When it comes to keywords for a piece of written content, you typically have one focus keyword that will be used most frequently. This keyword should be in your title and at least in your introductory paragraph. You may also have secondary keywords to sprinkle in, but the focus keyword should take priority. So, how do you find the right focus keyword for your content? Here are our tips:
There are a number of keyword tools that can help you in your research. Google AdWords, SEMrush, Wordtracker, and more all have options. Some tools may even have limited free access in case you have a reduced budget.
These tools basically work on the same premise. You type in the topic you want your content to be about. The tools then spit out a list of keywords that are commonly used within that topic. This can easily lay out your options for focus keywords as well as give you a sense of how effective each keyword would be.
When you use these keyword research tools, take a look at the search volume. If a keyword has a low search volume, you won’t have much competition, but you also probably won’t get a lot of bites. These terms are infrequently used in written content because they are infrequently searched. Try to find something that has a higher search volume but one that isn’t too highly competitive. Even if these competitive keywords have a high search volume, you may be lost in the massive amounts of content vying to show up in those searches.
If you want to see how effective your focus keyword will be, consider Googling it yourself. From there, you will see the kind of results that come up and get a sense of what your target audience might be looking for. If the results you see don’t seem to fit with the topic you want to write, consider a different focus keyword. If they do, those search results can serve as research and inspiration for your own content — examples of what works and what doesn’t work.
There might be a very rankable keyword out there, but if it isn’t relevant to your target audience or your topic, it won’t help you much. You ultimately want something that will rank highly on Google’s algorithm but also get the attention of your human target audience. If you only have the first, you’ll get new traffic to your sight but very little follow-up. Choosing a focus keyword irrelevant to your target audience can also make your content fall into keyword stuffing.

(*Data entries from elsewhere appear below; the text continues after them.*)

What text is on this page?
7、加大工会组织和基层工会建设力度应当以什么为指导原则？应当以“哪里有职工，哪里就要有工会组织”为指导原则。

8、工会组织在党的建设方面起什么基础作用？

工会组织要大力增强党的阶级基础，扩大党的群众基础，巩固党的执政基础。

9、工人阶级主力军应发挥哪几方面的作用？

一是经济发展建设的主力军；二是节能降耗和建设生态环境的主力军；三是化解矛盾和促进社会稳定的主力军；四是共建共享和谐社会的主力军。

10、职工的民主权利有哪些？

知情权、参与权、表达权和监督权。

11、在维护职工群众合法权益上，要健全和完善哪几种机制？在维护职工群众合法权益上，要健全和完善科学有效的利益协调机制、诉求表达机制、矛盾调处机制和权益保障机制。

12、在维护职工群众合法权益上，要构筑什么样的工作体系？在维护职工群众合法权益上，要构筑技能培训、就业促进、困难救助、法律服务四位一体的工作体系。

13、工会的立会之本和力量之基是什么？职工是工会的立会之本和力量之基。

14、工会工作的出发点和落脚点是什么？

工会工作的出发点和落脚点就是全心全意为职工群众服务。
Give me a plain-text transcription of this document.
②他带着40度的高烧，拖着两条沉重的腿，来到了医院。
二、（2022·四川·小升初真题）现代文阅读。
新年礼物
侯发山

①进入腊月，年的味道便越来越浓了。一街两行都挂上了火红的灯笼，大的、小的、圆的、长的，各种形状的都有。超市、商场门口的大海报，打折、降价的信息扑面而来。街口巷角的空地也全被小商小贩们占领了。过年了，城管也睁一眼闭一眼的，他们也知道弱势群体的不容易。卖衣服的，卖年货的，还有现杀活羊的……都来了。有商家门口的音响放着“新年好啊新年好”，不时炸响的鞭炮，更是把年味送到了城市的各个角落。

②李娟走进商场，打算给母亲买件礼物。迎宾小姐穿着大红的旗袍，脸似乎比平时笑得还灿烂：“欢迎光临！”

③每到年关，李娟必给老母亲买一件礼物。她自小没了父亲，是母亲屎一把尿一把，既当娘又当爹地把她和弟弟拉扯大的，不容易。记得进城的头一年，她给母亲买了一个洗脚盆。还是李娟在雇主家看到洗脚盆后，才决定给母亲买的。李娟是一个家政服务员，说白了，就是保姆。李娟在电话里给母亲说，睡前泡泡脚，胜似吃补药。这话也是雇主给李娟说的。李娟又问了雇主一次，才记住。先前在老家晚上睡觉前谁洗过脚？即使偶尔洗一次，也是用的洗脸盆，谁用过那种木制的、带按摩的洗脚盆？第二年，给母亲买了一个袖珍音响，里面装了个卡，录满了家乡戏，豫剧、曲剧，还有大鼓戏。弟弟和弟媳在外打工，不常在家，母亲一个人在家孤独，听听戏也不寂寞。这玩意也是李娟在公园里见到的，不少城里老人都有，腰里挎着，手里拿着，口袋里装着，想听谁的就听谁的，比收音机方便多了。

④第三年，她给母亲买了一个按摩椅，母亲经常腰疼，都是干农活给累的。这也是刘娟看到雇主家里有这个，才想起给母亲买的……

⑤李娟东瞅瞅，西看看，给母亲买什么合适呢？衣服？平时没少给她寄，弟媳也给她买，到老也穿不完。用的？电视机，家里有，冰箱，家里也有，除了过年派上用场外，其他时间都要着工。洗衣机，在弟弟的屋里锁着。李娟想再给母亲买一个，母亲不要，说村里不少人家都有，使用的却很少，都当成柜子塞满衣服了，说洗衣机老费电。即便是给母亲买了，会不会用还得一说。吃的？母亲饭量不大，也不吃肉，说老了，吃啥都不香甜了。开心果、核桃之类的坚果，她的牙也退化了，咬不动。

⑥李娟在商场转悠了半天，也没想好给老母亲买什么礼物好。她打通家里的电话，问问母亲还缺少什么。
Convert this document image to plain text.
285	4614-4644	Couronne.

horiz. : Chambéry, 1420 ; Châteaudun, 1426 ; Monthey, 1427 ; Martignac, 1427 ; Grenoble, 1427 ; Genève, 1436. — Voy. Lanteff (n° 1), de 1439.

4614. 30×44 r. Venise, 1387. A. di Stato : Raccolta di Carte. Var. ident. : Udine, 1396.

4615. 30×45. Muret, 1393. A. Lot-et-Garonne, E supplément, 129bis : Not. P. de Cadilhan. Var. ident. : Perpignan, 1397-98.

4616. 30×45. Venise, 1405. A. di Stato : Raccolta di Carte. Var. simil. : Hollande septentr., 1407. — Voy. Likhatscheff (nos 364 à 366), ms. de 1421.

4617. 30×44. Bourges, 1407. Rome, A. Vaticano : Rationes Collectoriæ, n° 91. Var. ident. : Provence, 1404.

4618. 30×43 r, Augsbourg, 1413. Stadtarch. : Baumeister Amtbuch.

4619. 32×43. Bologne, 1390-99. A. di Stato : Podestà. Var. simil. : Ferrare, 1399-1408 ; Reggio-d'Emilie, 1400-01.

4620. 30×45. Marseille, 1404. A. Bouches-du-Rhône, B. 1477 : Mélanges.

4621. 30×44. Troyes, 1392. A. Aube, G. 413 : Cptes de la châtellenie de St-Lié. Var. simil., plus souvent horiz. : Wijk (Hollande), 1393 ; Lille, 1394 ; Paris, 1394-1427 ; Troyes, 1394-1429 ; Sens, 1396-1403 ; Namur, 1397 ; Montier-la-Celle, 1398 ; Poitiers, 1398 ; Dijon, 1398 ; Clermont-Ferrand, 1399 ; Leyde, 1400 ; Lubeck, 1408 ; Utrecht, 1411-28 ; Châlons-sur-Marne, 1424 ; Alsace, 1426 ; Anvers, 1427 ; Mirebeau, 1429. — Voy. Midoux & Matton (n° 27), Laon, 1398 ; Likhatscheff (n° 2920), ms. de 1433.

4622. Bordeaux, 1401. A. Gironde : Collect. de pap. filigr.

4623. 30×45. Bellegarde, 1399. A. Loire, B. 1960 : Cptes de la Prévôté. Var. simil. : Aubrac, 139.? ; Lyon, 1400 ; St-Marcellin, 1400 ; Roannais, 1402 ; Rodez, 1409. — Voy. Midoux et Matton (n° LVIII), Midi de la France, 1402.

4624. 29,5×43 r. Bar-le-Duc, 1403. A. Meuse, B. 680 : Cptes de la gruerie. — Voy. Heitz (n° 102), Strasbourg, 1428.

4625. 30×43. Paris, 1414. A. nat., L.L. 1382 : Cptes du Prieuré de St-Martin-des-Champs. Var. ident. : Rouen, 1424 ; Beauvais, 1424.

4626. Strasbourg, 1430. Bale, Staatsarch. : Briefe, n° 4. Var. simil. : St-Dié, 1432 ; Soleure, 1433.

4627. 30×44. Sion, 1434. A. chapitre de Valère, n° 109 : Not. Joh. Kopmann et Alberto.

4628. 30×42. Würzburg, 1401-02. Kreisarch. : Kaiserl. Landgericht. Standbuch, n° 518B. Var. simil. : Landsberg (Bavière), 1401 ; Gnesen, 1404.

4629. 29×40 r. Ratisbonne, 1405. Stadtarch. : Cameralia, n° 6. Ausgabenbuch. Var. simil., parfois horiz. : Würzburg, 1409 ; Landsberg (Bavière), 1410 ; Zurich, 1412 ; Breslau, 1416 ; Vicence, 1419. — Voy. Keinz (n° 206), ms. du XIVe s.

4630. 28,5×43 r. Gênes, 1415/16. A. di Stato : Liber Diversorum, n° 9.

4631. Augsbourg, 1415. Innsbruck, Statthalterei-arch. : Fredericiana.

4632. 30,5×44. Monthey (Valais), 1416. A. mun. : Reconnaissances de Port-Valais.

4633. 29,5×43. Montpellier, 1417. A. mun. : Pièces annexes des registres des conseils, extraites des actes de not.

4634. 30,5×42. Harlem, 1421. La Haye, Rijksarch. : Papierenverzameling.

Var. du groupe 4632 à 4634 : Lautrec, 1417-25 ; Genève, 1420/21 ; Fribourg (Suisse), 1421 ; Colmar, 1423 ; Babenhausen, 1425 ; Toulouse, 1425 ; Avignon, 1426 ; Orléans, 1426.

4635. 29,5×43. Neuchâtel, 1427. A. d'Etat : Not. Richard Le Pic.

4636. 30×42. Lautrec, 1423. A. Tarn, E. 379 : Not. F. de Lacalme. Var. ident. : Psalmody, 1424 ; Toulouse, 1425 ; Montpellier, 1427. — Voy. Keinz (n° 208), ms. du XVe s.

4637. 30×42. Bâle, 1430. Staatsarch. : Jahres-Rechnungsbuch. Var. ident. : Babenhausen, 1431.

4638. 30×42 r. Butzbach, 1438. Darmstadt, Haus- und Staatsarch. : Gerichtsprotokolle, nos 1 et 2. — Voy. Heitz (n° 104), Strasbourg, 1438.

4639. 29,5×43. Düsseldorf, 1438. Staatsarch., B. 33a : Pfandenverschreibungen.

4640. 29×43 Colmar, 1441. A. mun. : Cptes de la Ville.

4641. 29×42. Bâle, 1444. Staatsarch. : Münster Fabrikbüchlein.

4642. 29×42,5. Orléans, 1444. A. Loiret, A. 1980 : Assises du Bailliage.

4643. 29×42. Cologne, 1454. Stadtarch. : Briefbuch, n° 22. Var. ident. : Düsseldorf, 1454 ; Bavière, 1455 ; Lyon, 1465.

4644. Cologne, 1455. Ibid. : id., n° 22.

We’ve mentioned keyword stuffing a few times, but what is that? Keyword stuffing is the practice of trying to fit a keyword into a piece of content as many times as possible to make it rank more highly in searches. Not only does this make your content clunky and difficult to read, but it is actually penalized by Google. By stuffing your content with a repeated keyword to boost your ranking, you could actually end up doing the opposite and fall further down the rankings.
Instead, look for a focus keyword to fit into the content naturally. Something that you could use frequently but in a way that makes sense. You’ll want to have secondary keywords that are synonymous with your focus keyword so that you can further avoid keyword stuffing.
Take a look at your past content. How well did your blogs perform within searches for your focused keyword? If they didn’t perform so well, what was amiss? Try to assess your past mistakes so that you can learn from them. For instance, if you’ve had a habit of choosing keywords that are too competitive for you, try finding a less competitive focus keyword. If you choose keywords that are too obscure or generic, try to find something that is more searchable.